A Place Where Flowers Grow
Of Maggie—our joyful, curious, unhurried six-year-old—on her golden birthday
One weekend this winter, Middle Tennessee endured its worst ice storm in over 30 years. Snow began to fall on a Saturday morning, and it would give way to ice by the mid-afternoon that day. My daughter Maggie and I spent part of that Saturday morning working a big puzzle in the shape of a rooster while sitting at the dining room table. Daisy, our two-year-old, played with mommy “uppy-stairs.”
Maggie is a puzzle pro, and because of my pretty severe colorblindness, I am definitively not a puzzle pro, so Maggie patiently lets me help her work puzzles. Usually I’m tasked with getting all of the edge pieces together to make the frame, but this puzzle has no such pieces given that it is in the shape of a literal rooster. Because of this, I felt particularly helpless on this puzzle.
We sat and talked and puzzled at the kitchen table for a while as the snow began to fall, and by the time we had finished probably two-thirds of the giant rooster, Daisy called from the uppy-stairs:
“Maggie! Come uppy-stairs and pay wif me!?”
Maggie called back something like,
“No, Sissy. I’m doing a puzzle with daddy right now!”
Then Maggie turned to me, and said,
“I’m having fun with you, and that’s all I care about right now.”
Maggie can struggle to stay on task at school sometimes, especially if reading a story brings to mind a story of her own she wants to share. But when she spends quality time with people she loves, she is relentlessly present. She gets this from her mother more than anyone else.
May I learn from her even as I do what I can to help her learn.
—
Many days, when it’s nice outside, our family will spend the afternoon hours after Maggie gets home from school and before dinner playing out in our front yard or on our driveway. Often we’re riding bikes, scooters, or maneuvering the other toy vehicles that take up one bay of our two-car garage. Sometimes we’re playing kickball or hitting a tennis ball back-and-forth.
A few weeks ago, some flowers and trees had just begun to bloom and violets were poking up through the barely-alive grass and other assorted weeds.

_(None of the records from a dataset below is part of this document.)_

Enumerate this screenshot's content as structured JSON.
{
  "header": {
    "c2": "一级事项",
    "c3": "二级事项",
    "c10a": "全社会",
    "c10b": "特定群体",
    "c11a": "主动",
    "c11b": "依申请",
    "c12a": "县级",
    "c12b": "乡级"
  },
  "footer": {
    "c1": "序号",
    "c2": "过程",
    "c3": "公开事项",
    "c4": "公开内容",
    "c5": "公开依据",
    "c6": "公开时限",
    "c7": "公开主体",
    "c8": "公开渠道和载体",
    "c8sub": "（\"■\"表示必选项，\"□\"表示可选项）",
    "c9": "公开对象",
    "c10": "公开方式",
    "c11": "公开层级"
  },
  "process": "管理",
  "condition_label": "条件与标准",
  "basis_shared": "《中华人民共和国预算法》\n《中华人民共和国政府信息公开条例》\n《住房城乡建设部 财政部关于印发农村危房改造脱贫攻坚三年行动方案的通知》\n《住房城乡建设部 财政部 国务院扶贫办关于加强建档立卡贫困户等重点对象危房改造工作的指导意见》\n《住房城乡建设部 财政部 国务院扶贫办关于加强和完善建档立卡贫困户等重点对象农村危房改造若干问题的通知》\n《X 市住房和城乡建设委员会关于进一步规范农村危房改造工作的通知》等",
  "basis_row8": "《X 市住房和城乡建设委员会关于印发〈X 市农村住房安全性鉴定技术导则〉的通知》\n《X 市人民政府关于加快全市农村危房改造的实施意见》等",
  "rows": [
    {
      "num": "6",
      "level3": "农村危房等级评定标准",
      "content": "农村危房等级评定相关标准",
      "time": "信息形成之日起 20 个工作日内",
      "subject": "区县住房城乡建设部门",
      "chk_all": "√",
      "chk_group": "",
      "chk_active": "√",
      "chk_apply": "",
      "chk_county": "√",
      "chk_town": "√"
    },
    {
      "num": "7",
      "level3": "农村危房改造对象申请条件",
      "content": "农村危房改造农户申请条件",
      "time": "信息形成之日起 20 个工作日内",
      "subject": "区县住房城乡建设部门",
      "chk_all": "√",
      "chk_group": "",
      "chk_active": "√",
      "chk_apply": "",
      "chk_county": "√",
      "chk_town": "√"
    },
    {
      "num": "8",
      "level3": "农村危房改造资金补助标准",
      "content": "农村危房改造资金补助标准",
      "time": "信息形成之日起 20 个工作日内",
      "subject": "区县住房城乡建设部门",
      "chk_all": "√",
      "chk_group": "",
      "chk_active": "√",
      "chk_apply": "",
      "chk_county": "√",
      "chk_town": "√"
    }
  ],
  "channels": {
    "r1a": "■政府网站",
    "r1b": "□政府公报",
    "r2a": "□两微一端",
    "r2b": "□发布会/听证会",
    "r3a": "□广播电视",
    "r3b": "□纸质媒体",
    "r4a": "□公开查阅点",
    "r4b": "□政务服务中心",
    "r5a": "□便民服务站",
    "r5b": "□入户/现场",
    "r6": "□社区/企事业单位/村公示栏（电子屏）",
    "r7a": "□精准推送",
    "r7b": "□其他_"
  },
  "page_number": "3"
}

Our family pickup kickball game was abruptly paused when Maggie began picking the violets out of the grass and collecting them in a bug net—Daisy, as always, followed closely behind.
At one point, Maggie shouted toward Susie and me, as we were sitting in the garage watching them pluck, and said:
“Mama, we’re so lucky to live in a place where flowers grow!”
Most of us live in places where flowers grow. And I suspect that, unless we are passionate gardeners, most of us aren’t stopping to smell or otherwise enjoy the flowers around us very much. Certainly most of us mow over the violets that crop up in the middle of our grass along with whatever other kinds of weeds invade.
What I love most, I think, about Magnolia is her unmatched ability to fully and completely enjoy everything about the world around her. She is often unconcerned with where she needs to be going. She is rarely in any sort of rush. She is constantly taking in her surroundings, curiously examining every sight, sound, and smell, and either enjoying what she loves or asking questions about what she doesn’t understand.
Now, does this make her difficult to teach sometimes? Yes, we hear that it does. Does it also make her difficult to parent sometimes? Absolutely. And we are doing all we can to give Maggie a bit more urgency and discipline without suffocating her curiosity and appreciation of every last bit of her world.
I think it’s fair to say that all of us have some remarkable qualities that inevitably come with some costs we wish we could eliminate but that are inseparable from whatever it is that makes us remarkable. Growing in discipline requires us to embrace the beautiful parts of who God has made us to be while also recognizing we live in a world with other people we are called to consider more important than ourselves.
That said, I’ll take being late from time-to-time if it means I can move about my world with a heart that is grateful to live in a place where flowers grow. And as a restless, tired, father of two little girls who just happened to both be named after flowers, I would do well to stop and be a bit more appreciative to live in a place where flowers grow.
Happy golden birthday, Maggie. I am so grateful you are one of the flowers I get to watch grow.



I grandparent (with 90% of the responsibility) one of these children. The sweet moments almost make your heart burst. And the hard moments have you crying out to God for wisdom and strength and the ability to not crush any of their God given beauty.
I love this so much! Thank you, Chris! Love you all!